A recent survey by the Pew Research Center states that for the first time in decades, a slim majority of Americans now favor “gun rights” over “gun control,” and a major ingredient in this development is growing African American support for gun ownership.
According to Slate, the Pew study shows that African Americans’ views on gun rights have swung dramatically in just the past two years, with 54% favoring “gun rights” over “gun control.” It is nearly double the percentage as in December 2012.
What prompted the change of heart in the African American community? Salon believes it has to do with the somewhat recent public awareness of police killings such as with Michael Brown in Ferguson, Eric Garner in Staten Island, Tamir Rice, Walter Scott, Freddy Gray, Tony Robinson, and others.
Incidents like these prompted Samuel Mosteller of the Southern Christian Leadership Conference (SCLC)—Martin Luther King’s former organization—to argue that more African Americans should “exercise their Second Amendment rights,” according to Salon. This is so that they might protect themselves better against police violence.
Salon writes that an April NPR story suggests that African Americans are also arming themselves to deal with the relative lawlessness of the neighborhoods many of them inhabit. In Detroit, for example, average police response time is nearly an hour.
Police are absent or overwhelmed, or they are part of the problem of violence, so in that case it makes good sense for citizens to be armed. Both arguments suit the NRA just fine, writes Salon. The gun lobby works tirelessly to arm ever more Americans, according to Slate, and expand the laws that enable us to carry guns in public spaces.
They drum up extreme levels of fear that support its radical agenda. However, Salon states that more armed citizens will not make police work any easier and if anything, they will only make it more challenging.
There is good reason to believe that police shootings owe a lot to the fact that so many of the citizens they “serve and protect” are already armed. With more than 300 million privately owned guns in America, police must presume that the citizens they pull over, even for routine traffic stops, could have a gun.
They must always be on edge, always fear the worst. This is evident in police shootings where police shoot first and ask questions later. In the case of Tamir Rice, police were on the scene for just a few seconds before shooting. What happened to shouting “Put the gun down!” or issuing other warnings? A similar situation happened in the case of John Crawford, who was shot in a Wal-Mart because he had a realistic-looking BB gun.

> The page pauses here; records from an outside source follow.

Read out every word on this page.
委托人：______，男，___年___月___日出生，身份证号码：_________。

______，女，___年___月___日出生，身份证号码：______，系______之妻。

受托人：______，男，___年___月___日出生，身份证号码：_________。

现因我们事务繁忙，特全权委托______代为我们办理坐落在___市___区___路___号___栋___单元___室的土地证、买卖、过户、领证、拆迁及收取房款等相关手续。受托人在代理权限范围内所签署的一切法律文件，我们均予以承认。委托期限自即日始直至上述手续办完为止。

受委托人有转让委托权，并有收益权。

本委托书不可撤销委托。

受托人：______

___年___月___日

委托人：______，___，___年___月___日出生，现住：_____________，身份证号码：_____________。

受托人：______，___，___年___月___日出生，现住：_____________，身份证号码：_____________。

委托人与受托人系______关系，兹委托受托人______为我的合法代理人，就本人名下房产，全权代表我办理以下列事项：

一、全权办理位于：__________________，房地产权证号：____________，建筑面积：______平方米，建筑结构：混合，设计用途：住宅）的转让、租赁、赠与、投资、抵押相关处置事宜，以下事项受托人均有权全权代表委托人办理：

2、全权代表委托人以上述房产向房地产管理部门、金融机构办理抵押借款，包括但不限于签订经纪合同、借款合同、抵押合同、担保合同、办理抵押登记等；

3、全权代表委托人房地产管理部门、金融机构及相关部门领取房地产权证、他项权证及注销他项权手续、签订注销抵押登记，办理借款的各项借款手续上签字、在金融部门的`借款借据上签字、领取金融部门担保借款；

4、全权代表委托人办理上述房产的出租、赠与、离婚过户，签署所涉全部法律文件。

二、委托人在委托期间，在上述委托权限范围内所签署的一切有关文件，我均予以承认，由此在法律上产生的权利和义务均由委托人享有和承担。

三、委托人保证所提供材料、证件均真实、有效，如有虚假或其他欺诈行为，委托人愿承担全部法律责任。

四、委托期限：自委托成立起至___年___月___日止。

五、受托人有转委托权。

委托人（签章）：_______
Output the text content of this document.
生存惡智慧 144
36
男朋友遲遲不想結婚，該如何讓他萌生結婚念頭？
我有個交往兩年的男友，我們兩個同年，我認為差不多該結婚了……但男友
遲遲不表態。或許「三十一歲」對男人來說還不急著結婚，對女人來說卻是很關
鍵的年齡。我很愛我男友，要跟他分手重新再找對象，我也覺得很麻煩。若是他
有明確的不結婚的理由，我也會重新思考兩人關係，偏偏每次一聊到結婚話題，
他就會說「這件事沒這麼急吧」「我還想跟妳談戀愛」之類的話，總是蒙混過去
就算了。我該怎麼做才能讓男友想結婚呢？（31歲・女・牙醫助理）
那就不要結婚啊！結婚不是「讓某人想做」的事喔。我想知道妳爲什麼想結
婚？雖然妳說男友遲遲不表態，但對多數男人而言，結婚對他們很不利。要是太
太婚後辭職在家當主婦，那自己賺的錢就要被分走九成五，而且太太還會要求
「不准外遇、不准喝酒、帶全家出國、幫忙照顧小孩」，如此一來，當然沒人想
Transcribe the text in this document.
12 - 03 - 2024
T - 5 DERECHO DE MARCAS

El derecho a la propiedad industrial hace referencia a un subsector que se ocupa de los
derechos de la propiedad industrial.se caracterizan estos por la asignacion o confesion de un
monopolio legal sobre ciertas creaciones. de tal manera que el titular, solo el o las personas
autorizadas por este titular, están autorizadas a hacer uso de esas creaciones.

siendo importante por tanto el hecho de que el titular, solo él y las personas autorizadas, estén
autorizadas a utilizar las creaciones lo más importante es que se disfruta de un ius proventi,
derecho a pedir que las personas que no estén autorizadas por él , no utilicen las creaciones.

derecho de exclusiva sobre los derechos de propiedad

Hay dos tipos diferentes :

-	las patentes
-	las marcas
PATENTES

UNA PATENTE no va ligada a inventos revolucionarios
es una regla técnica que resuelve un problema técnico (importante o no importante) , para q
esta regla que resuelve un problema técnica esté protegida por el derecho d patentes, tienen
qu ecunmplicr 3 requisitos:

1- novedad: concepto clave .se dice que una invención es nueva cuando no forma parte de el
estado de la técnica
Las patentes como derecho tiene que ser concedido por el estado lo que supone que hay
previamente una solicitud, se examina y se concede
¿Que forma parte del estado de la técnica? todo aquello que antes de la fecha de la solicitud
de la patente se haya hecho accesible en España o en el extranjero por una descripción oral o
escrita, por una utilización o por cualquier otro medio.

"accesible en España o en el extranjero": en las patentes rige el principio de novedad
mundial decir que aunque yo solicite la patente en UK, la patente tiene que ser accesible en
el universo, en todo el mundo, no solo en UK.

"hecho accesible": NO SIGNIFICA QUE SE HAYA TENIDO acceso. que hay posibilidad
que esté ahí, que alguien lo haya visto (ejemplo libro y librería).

It was reported afterwards that the officers involved in this incident had only just been trained for responding to “active shooters”—i.e., mass shooters, like at Columbine and Sandy Hook—and “were taught to be aggressive,” according to the prosecuting attorney.
Race was likely a factor in these cases (Rice and Crawford were both African American). “But police error in similar incidents is compounded by the fact that they must fear armed citizens all the time,” writes Salon.
Some gun rights proponents would also like us to know that police are poorly qualified, especially in comparison with gun owners – an argument that is sure to degrade the situation even more. Some pundits even disparage the police. The often-quoted Fox News contributor John Lott made the claim in a recent column, when he criticized the New York Times for poor coverage of concealed handgun permit holders.
“Police are the single most important factor for reducing crime,” he wrote, “but even police commit crimes on very rare occasions.
“Even more law-abiding than police, however, are permit holders,” said Lott. He explained that “firearms violations among police occur at a rate of 6.9 per 100,000 officers. For permit holders in Florida, it is only 0.31 per 100,000.”
Salon: “Of course, one might simply point out, this disparity can be explained by the fact that police officers are called upon to use their weapons far more often than are armed citizens—so they have many more occasions to make mistakes; their weapon use is not limited to the firing range.”